Byteboard’s Philosophy on AI Assistance and its Impact on the Byteboard Interview
In the immediate term, here’s how the Byteboard team is thinking about tools like ChatGPT and Copilot:
We’ve seen cases where candidates seemingly attempt to rely on Copilot or other AI tools without fully understanding the context of the questions as they are asked, and those candidates received unambiguous Poor ratings based on our rubrics.
- [Part 1-specific] We’ve found that ChatGPT is not well-suited for the type of ambiguity in our Design Doc exercises.

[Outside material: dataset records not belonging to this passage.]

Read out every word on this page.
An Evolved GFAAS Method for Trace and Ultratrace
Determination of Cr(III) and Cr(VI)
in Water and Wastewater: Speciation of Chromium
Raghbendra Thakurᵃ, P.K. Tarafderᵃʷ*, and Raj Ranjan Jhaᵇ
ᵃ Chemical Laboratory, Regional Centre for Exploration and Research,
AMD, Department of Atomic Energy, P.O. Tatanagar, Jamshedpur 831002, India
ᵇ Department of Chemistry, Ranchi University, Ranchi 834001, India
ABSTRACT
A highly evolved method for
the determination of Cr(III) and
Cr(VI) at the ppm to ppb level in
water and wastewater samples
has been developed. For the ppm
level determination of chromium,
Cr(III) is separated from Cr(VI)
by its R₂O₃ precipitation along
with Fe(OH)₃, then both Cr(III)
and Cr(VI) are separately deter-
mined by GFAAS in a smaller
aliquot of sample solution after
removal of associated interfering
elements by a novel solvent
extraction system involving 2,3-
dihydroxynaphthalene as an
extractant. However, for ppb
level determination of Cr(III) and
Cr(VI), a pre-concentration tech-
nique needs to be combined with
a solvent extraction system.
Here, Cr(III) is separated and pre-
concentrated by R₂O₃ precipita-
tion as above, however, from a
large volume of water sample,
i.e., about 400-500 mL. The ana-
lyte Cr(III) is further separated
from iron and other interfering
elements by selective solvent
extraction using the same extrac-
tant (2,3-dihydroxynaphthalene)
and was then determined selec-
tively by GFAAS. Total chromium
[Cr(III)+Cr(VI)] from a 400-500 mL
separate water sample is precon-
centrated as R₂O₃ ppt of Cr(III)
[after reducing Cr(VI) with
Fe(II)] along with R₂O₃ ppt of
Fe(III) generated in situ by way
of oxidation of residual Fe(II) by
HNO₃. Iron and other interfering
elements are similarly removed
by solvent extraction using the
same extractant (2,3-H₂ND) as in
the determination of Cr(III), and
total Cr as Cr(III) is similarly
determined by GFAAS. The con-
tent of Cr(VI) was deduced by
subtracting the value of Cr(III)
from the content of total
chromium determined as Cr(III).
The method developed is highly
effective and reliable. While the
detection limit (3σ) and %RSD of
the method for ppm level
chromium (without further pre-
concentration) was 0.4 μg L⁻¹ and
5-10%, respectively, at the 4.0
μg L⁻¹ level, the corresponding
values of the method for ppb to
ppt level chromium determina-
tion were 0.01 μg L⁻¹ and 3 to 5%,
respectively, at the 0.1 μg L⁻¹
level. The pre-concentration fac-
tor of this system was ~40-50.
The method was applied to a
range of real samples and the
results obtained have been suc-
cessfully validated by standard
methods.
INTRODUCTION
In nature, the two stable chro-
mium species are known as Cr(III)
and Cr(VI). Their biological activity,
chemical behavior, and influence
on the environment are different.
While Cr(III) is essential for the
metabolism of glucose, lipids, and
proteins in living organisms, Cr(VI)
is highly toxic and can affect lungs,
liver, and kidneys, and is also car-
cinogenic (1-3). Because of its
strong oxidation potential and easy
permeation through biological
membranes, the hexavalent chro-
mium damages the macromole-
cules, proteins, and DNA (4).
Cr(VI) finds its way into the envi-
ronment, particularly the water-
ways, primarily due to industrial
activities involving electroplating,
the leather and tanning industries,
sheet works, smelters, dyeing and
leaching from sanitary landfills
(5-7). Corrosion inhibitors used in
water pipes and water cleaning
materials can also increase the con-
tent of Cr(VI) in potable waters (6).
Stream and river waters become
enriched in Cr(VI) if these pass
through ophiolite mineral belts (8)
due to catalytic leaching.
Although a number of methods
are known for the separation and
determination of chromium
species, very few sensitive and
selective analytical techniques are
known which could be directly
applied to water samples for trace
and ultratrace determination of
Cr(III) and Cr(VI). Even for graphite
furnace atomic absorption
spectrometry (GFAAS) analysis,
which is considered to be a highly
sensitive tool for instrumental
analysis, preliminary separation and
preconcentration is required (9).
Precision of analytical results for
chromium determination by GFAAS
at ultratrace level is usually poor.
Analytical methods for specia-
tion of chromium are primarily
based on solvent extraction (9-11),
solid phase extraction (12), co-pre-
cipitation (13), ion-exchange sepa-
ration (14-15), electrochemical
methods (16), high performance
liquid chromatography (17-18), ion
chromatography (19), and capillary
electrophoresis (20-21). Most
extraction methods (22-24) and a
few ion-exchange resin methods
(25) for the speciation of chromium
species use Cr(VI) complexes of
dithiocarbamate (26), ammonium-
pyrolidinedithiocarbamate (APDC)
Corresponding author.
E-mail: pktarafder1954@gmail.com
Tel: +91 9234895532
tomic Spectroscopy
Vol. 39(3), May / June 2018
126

- Whereas we ask candidates to weigh trade-offs, handle ambiguity, and make decisions within the context of the design document, ChatGPT doesn’t do a great job of responding directly to the context in the document, and its responses generally end up dancing around the questions or providing suggestion lists that are somewhat ill-suited to the specific situation.
- At best, a candidate could use ChatGPT to seed some potential ideas, but we’ve found that it can’t generate responses that would result in a strong performance on our assessment.
- [Part 2-specific] We’ve tested Github Copilot on some of our Coding exercises and found mixed results. Our coding exercises are essentially composed of a short series of tasks of increasing complexity and ambiguity.
- With a bit of prompting, Copilot is generally able to quickly generate strong answers for the easy beginning tasks, but by Task 3, the candidate has to have significant expertise and clarity about their goals and implementation plan to be able to use Github Copilot well.
- As its name suggests, Github Copilot works well as an assistant, not as a leader or decision-maker. So, when the questions require decision-making and trade-off analysis (as our later questions always do), candidates can’t fake those skills with Github Copilot.
- [Also Part 2-specific] It’s also worth noting that both Copilot and ChatGPT are prone to making technical errors that require expertise to catch and fix.
- e.g., calling functions that don’t exist, missing edge cases
Ultimately, these AI tools are the tools of the future, and we believe that an engineer who knows how to successfully use them in a Byteboard assessment would also know how to successfully use them on the job.
But, like real-world work, the Byteboard assessment is designed to require a level of flexible thinking, decision-making, and context-awareness that these tools can’t provide on their own. Even with these tools widely available, we’re confident that achieving a Strong rating still requires true job-related expertise.
Byteboard Initiatives to Test and Mitigate the Impact of AI Tools
Additionally, here are some of the initiatives we are undertaking in the short and longer term, as the impact of ChatGPT and similar tools becomes larger:
- We continue to add complexity and ambiguity to the coding tasks for our SWE assessments
- We’re rethinking how to assess reading code to possibly replace simple code tasks this year
- Our team is constantly creating new interviews and updating existing ones, and a part of that process is testing them using AI tools and ensuring all questions require candidates to guide AI assistance and understand the responses in context
- We’re in the midst of an in-depth revision of our Skills Map, and part of that is thinking through the skills that are required of a Software Engineer in the AI-assisted age and ensuring that we provide clear recommendations to you on what those are
- We’re considering a variety of mechanisms to more deeply assess how well a candidate understands the goals and context of a question (e.g., recording a video of the candidate discussing their solution), particularly if they utilized AI assistance
- We’re generally looking into additional plagiarism detection methods and can keep you updated about that too
- For example, our team reviews the logging of a candidate’s copy/paste behavior for text contained in our interview materials to help determine their potential AI-assistance use.
What happens if Byteboard Graders identify a candidate that may have used AI Assistance during their interview?
In addition to the work above, our team regularly conducts audits to search for and remove any leaked material available online. Graders are trained on how to identify responses that may be plagiarized or be generated using AI tools, and we review each potential case we find.